With an exponential growth in datasets, the real challenge will be to store and access haplotyping data in an efficient way, which can potentially be achieved by applying massive parallelism (detailed reviews in [141, 142]). In addition, cloud-based strategies will be required for storing, accessing, and sharing data (for example, Building a collaborative haplotyping platform that can serve as a repository of data and computational tools and enable exchange of ideas for the scientific community may help to usher in a new era of biological discoveries.

Further integration of datasets using scalable bioinformatics approaches will be important. Innovative algorithm engineering (for example, using sequence sketches instead of full sequences has been shown to vastly reduce storage and memory requirements [143]) could enable production-level integration of datasets for haplotype reconstruction. Beyond engineering efforts, combining reference-based and de novo approaches will improve scalability. More specifically, genomes that are similar to known samples can be reconstructed efficiently using reference-based approaches, thus reducing de novo efforts to the remaining highly divergent genomes.

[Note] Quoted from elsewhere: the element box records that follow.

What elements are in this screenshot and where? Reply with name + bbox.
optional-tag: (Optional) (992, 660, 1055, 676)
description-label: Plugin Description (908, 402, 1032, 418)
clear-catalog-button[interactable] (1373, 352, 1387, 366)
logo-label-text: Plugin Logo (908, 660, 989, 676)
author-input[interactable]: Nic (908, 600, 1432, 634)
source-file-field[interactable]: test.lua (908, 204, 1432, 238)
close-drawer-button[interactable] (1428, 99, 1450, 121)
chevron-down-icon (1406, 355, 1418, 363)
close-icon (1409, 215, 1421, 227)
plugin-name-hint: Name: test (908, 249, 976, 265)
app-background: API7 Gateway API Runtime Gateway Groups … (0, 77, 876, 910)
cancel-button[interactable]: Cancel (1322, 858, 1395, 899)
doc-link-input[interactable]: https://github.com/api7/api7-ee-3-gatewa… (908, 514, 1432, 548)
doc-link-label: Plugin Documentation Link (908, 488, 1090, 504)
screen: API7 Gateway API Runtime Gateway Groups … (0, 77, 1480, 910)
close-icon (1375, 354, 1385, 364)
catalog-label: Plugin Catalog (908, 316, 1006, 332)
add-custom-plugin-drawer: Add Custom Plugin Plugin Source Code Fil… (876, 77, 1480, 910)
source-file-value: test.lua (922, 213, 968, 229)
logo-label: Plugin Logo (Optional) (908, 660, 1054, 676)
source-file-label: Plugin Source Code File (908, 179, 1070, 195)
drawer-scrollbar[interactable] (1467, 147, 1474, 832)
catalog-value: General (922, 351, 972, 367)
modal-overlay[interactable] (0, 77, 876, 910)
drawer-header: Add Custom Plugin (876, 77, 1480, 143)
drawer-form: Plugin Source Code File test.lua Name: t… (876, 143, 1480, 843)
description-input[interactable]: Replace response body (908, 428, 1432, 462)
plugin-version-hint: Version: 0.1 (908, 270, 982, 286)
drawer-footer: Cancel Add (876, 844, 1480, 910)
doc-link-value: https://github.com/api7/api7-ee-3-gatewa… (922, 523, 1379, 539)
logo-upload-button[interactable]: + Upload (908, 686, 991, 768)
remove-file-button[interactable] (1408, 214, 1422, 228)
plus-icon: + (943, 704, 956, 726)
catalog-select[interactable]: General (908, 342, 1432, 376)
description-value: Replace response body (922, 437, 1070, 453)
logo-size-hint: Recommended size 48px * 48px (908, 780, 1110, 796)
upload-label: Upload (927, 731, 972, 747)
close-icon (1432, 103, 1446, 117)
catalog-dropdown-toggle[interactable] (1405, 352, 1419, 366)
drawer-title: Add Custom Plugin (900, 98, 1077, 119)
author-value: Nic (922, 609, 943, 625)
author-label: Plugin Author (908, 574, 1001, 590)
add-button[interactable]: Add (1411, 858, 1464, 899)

Validation, benchmarking, and annotation

For the final haplotype assemblies of diploid genomes, many high-quality benchmarks are available, and validation is done with standardized evaluation metrics as a standard practice for non-repetitive regions. This is not the case for polyploids, tumors, and complex repetitive regions in diploids. Innovations in algorithms (beyond k-mer approaches) that improve the capability for assessment and biological validation could benefit from a public collection of high-quality benchmarks, for example in the form of a community-driven assessment initiative similar to the Critical Assessment of Metagenome Interpretation [108] (CAMI), Assemblathon [144, 145], and Genome Assembly Gold-standard Evaluations [146] (GAGE). As the field advances to produce high-quality chromosome-scale phased sequences, the next critical step will be in the development of new gene annotation tools [147] to enable more precise downstream analyses in the coming decade.


Another challenge is the visualization of large-scale haplotyping raw sequencing datasets and haplotype sequences from multiple species. The combination of long haplotype sequences and divergence across or within genomes and the large diversity of haplotyping data types pose numerous visualization challenges. While a number of tools exist (reviewed in [148, 149]), none can be used to visualize large-scale phased sequences. New visualization techniques will be required that enable abstractions or reductions in data dimensions from multi-scale, multiple data measurements, binary encoding of variations and divergence across haplotypes for visual maps, and discovery of informative patterns in the haplotyping data. Interactive visualization or animation in the chromosome-scale coordinate system can be useful.


Chromosome-scale haplotype reconstruction has yielded new insights into the genetic underpinnings of disease pathogenesis, evolution, and comparative biology. To overcome the limitations of sequencing reads to cover genomic repeats, chromosome-scale haplotype reconstruction using a combination of long-read (HiFi and ultra-long ONT) and chromosome-scale sequencing (Hi-C) datasets, along with integrative algorithms, has become a common strategy to produce haplotypes in diploids, but not polyploids yet.

Improvements in fragment lengths and combining complementary technologies through innovative algorithms (graphs, k-mers and data-driven) will be state-of-the-art to reconstruct high-quality haplotypes with fewer gaps in the near future. Both fragment accuracy and length—a few megabases size with accuracy of > 98%—could be important to finish haplotypes. Major reductions in sequencing and computing costs will be critical to scale efforts to thousands of genomes at a time. In the next decade, algorithmic and technological advances, paired with the incorporation of haplotypes with disparate layers of biological information, could mark a new era of gapless end-to-end haplotypes and further our understanding of complex biological phenomena.